The state's largest-ever daily leap in cases was recorded on Thursday after 34,832 tests, taking the number of active cases to 42,250.
Queensland also recorded its eighth fatality after the coroner confirmed the virus was the cause of death for a man in his 80s who died on December 27.
Chief Health Officer John Gerrard said 12 patients are in intensive care, including two on ventilators, while 284 people are in hospital.
"The sheer number of patients that are going to get infected in Queensland over the next few weeks means that even a small proportion of this very, very large number will end up in hospital," Dr Gerrard told reporters on Thursday.
"To all of my colleagues: we were going to be stepping up to a very major emergency in the coming two to three weeks."
"When that emergency drags on for a long time that is much more draining to deal with, so there's an upside and a downside to this."
Most patients won't need intensive care, he said, but thousands will require ward-level treatment and some are likely to be put on oxygen.
Doctors, nurses and health staff will also have to be redeployed from other areas like elective surgery to treat patients.
Dr Gerrard said the peak would hopefully be shorter because most cases were the Omicron variant rather than Delta.
Young, fit and healthy people with mild symptoms have been urged not to go to hospital, but to isolate and monitor themselves.
Health Minister Yvette D'Ath said people should also avoid calling for ambulances unless they absolutely need them.
"Every single day is so critical," she said.
"This is in your hands.

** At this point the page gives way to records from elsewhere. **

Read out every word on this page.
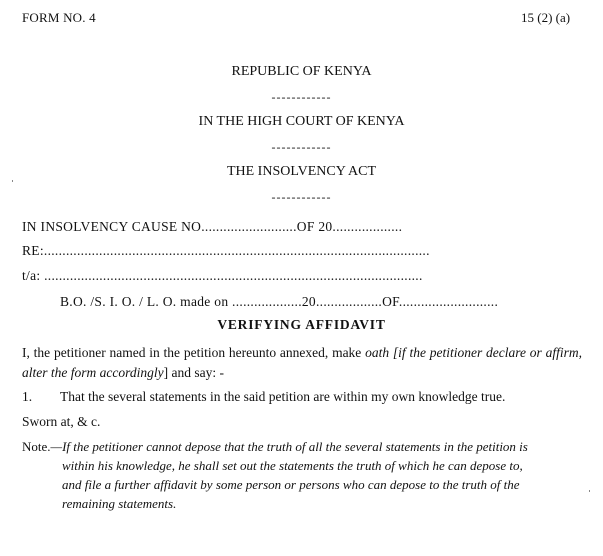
FORM NO. 4	15 (2) (a)
REPUBLIC OF KENYA
------------
IN THE HIGH COURT OF KENYA
------------
THE INSOLVENCY ACT
------------
IN INSOLVENCY CAUSE NO..........................OF 20...................
RE:.........................................................................................................
t/a: .......................................................................................................
B.O. /S. I. O. / L. O. made on ...................20..................OF...........................
VERIFYING AFFIDAVIT
I, the petitioner named in the petition hereunto annexed, make oath [if the petitioner declare or affirm, alter the form accordingly] and say: -
1. That the several statements in the said petition are within my own knowledge true.
Sworn at, & c.
Note.—If the petitioner cannot depose that the truth of all the several statements in the petition is
within his knowledge, he shall set out the statements the truth of which he can depose to,
and file a further affidavit by some person or persons who can depose to the truth of the
remaining statements.
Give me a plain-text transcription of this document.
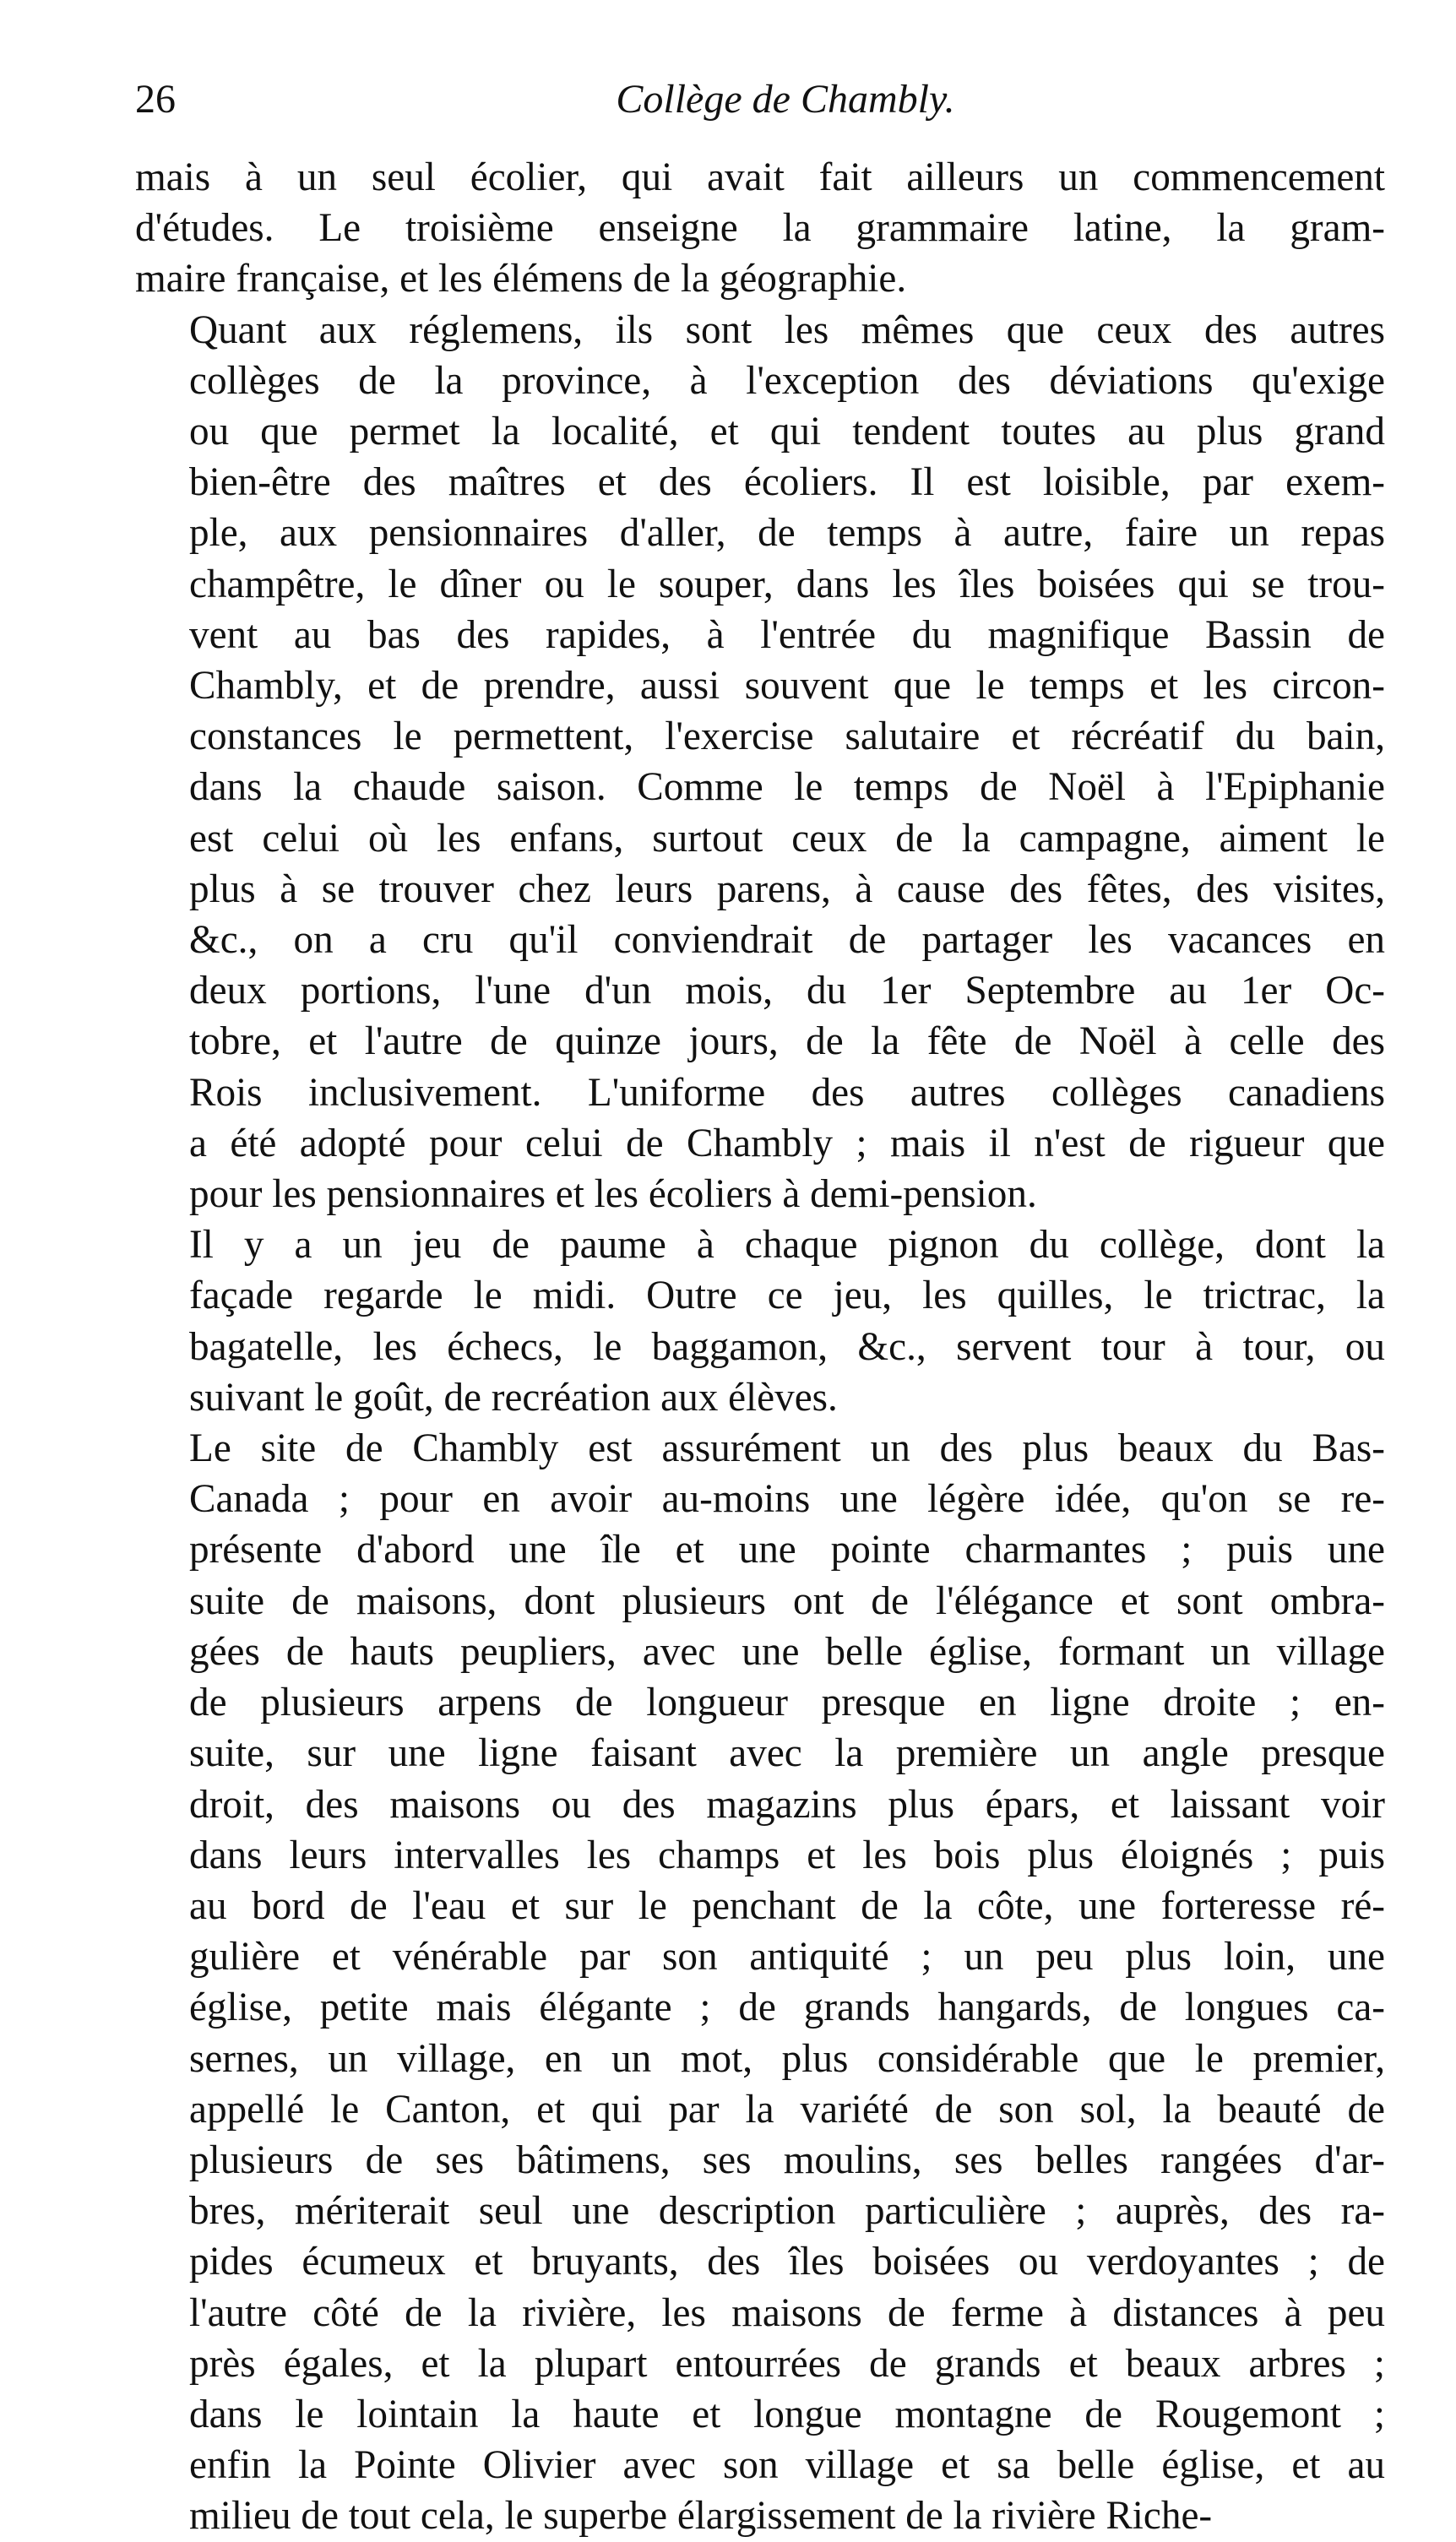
26	Collège de Chambly.

mais à un seul écolier, qui avait fait ailleurs un commencement
d'études. Le troisième enseigne la grammaire latine, la gram-
maire française, et les élémens de la géographie.

Quant aux réglemens, ils sont les mêmes que ceux des autres
collèges de la province, à l'exception des déviations qu'exige
ou que permet la localité, et qui tendent toutes au plus grand
bien-être des maîtres et des écoliers. Il est loisible, par exem-
ple, aux pensionnaires d'aller, de temps à autre, faire un repas
champêtre, le dîner ou le souper, dans les îles boisées qui se trou-
vent au bas des rapides, à l'entrée du magnifique Bassin de
Chambly, et de prendre, aussi souvent que le temps et les circon-
constances le permettent, l'exercise salutaire et récréatif du bain,
dans la chaude saison. Comme le temps de Noël à l'Epiphanie
est celui où les enfans, surtout ceux de la campagne, aiment le
plus à se trouver chez leurs parens, à cause des fêtes, des visites,
&c., on a cru qu'il conviendrait de partager les vacances en
deux portions, l'une d'un mois, du 1er Septembre au 1er Oc-
tobre, et l'autre de quinze jours, de la fête de Noël à celle des
Rois inclusivement. L'uniforme des autres collèges canadiens
a été adopté pour celui de Chambly ; mais il n'est de rigueur que
pour les pensionnaires et les écoliers à demi-pension.

Il y a un jeu de paume à chaque pignon du collège, dont la
façade regarde le midi. Outre ce jeu, les quilles, le trictrac, la
bagatelle, les échecs, le baggamon, &c., servent tour à tour, ou
suivant le goût, de recréation aux élèves.

Le site de Chambly est assurément un des plus beaux du Bas-
Canada ; pour en avoir au-moins une légère idée, qu'on se re-
présente d'abord une île et une pointe charmantes ; puis une
suite de maisons, dont plusieurs ont de l'élégance et sont ombra-
gées de hauts peupliers, avec une belle église, formant un village
de plusieurs arpens de longueur presque en ligne droite ; en-
suite, sur une ligne faisant avec la première un angle presque
droit, des maisons ou des magazins plus épars, et laissant voir
dans leurs intervalles les champs et les bois plus éloignés ; puis
au bord de l'eau et sur le penchant de la côte, une forteresse ré-
gulière et vénérable par son antiquité ; un peu plus loin, une
église, petite mais élégante ; de grands hangards, de longues ca-
sernes, un village, en un mot, plus considérable que le premier,
appellé le Canton, et qui par la variété de son sol, la beauté de
plusieurs de ses bâtimens, ses moulins, ses belles rangées d'ar-
bres, mériterait seul une description particulière ; auprès, des ra-
pides écumeux et bruyants, des îles boisées ou verdoyantes ; de
l'autre côté de la rivière, les maisons de ferme à distances à peu
près égales, et la plupart entourrées de grands et beaux arbres ;
dans le lointain la haute et longue montagne de Rougemont ;
enfin la Pointe Olivier avec son village et sa belle église, et au
milieu de tout cela, le superbe élargissement de la rivière Riche-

You can help us take the pressure off our ambulance system, to make sure that those ambulances are getting to those people who most need them as quickly as possible."

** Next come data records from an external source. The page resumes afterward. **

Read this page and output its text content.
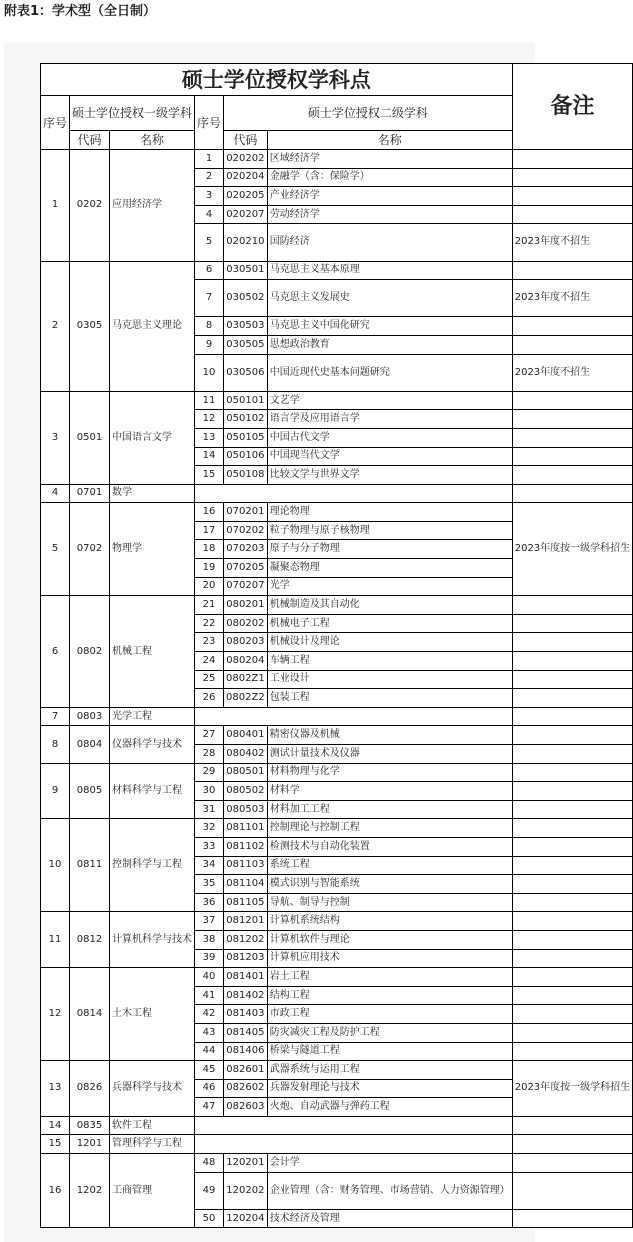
附表1：学术型（全日制）
硕士学位授权学科点						备注
序号	硕士学位授权一级学科		序号	硕士学位授权二级学科		
	代码	名称		代码	名称	
1	0202	应用经济学	1	020202	区域经济学	
			2	020204	金融学（含：保险学）	
			3	020205	产业经济学	
			4	020207	劳动经济学	
			5	020210	国防经济	2023年度不招生
2	0305	马克思主义理论	6	030501	马克思主义基本原理	
			7	030502	马克思主义发展史	2023年度不招生
			8	030503	马克思主义中国化研究	
			9	030505	思想政治教育	
			10	030506	中国近现代史基本问题研究	2023年度不招生
3	0501	中国语言文学	11	050101	文艺学	
			12	050102	语言学及应用语言学	
			13	050105	中国古代文学	
			14	050106	中国现当代文学	
			15	050108	比较文学与世界文学	
4	0701	数学				
5	0702	物理学	16	070201	理论物理	2023年度按一级学科招生
			17	070202	粒子物理与原子核物理	
			18	070203	原子与分子物理	
			19	070205	凝聚态物理	
			20	070207	光学	
6	0802	机械工程	21	080201	机械制造及其自动化	
			22	080202	机械电子工程	
			23	080203	机械设计及理论	
			24	080204	车辆工程	
			25	0802Z1	工业设计	
			26	0802Z2	包装工程	
7	0803	光学工程				
8	0804	仪器科学与技术	27	080401	精密仪器及机械	
			28	080402	测试计量技术及仪器	
9	0805	材料科学与工程	29	080501	材料物理与化学	
			30	080502	材料学	
			31	080503	材料加工工程	
10	0811	控制科学与工程	32	081101	控制理论与控制工程	
			33	081102	检测技术与自动化装置	
			34	081103	系统工程	
			35	081104	模式识别与智能系统	
			36	081105	导航、制导与控制	
11	0812	计算机科学与技术	37	081201	计算机系统结构	
			38	081202	计算机软件与理论	
			39	081203	计算机应用技术	
12	0814	土木工程	40	081401	岩土工程	
			41	081402	结构工程	
			42	081403	市政工程	
			43	081405	防灾减灾工程及防护工程	
			44	081406	桥梁与隧道工程	
13	0826	兵器科学与技术	45	082601	武器系统与运用工程	2023年度按一级学科招生
			46	082602	兵器发射理论与技术	
			47	082603	火炮、自动武器与弹药工程	
14	0835	软件工程				
15	1201	管理科学与工程				
16	1202	工商管理	48	120201	会计学	
			49	120202	企业管理（含：财务管理、市场营销、人力资源管理）	
			50	120204	技术经济及管理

With school students set to return when the peak hits, authorities are also urging parents to get their children vaccinated.
Dr Gerrard said it was possible that thousands of children would be infected, but their symptoms would probably be milder.

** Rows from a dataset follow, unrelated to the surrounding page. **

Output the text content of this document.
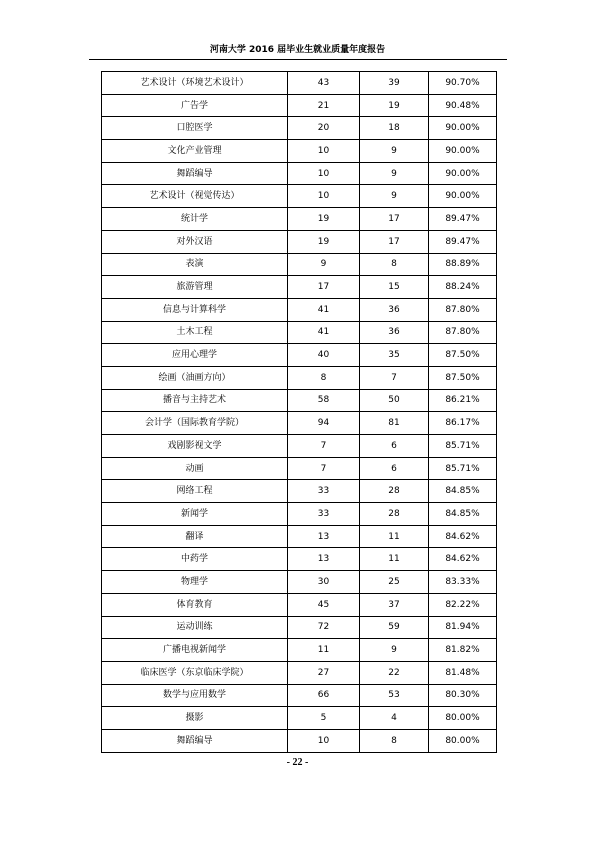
河南大学 2016 届毕业生就业质量年度报告
艺术设计（环境艺术设计）	43	39	90.70%
广告学	21	19	90.48%
口腔医学	20	18	90.00%
文化产业管理	10	9	90.00%
舞蹈编导	10	9	90.00%
艺术设计（视觉传达）	10	9	90.00%
统计学	19	17	89.47%
对外汉语	19	17	89.47%
表演	9	8	88.89%
旅游管理	17	15	88.24%
信息与计算科学	41	36	87.80%
土木工程	41	36	87.80%
应用心理学	40	35	87.50%
绘画（油画方向）	8	7	87.50%
播音与主持艺术	58	50	86.21%
会计学（国际教育学院）	94	81	86.17%
戏剧影视文学	7	6	85.71%
动画	7	6	85.71%
网络工程	33	28	84.85%
新闻学	33	28	84.85%
翻译	13	11	84.62%
中药学	13	11	84.62%
物理学	30	25	83.33%
体育教育	45	37	82.22%
运动训练	72	59	81.94%
广播电视新闻学	11	9	81.82%
临床医学（东京临床学院）	27	22	81.48%
数学与应用数学	66	53	80.30%
摄影	5	4	80.00%
舞蹈编导	10	8	80.00%
- 22 -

"If I were a parent ... I'd be getting my child vaccinated, but I wouldn't be unduly concerned about it," he said.
Ms D'Ath also welcomed a national cabinet decision to no longer require PCR tests to validate positive rapid antigen tests.
She said it would take some pressure off PCR testing clinics, which have been swamped in recent days.
Some private testing hubs are short of staff who either have COVID-19 or are isolating because they're close contacts.
A positive rate of almost 30 per cent has also made batch testing samples futile so they must be individually analysed, further delaying the process.
"The only people coming forward to get tested right now at our clinics should be people who have symptoms who have not been able to get access to a rapid antigen test," Ms D'Ath said.
The state has ordered 18 million rapid antigen tests, but she said only 150,000 will be delivered in the near future.
Available kits are being given to the most vulnerable people facing hours of queueing at testing clinics in the state's southeast.
"We're back to where we were in February-March last year when we were talking about vaccine arrivals," Ms D'Ath said.
The latest figures show 87.3 per cent of eligible Queenslanders over the age of 16 have had two vaccine doses, while 90.9 per cent have had one.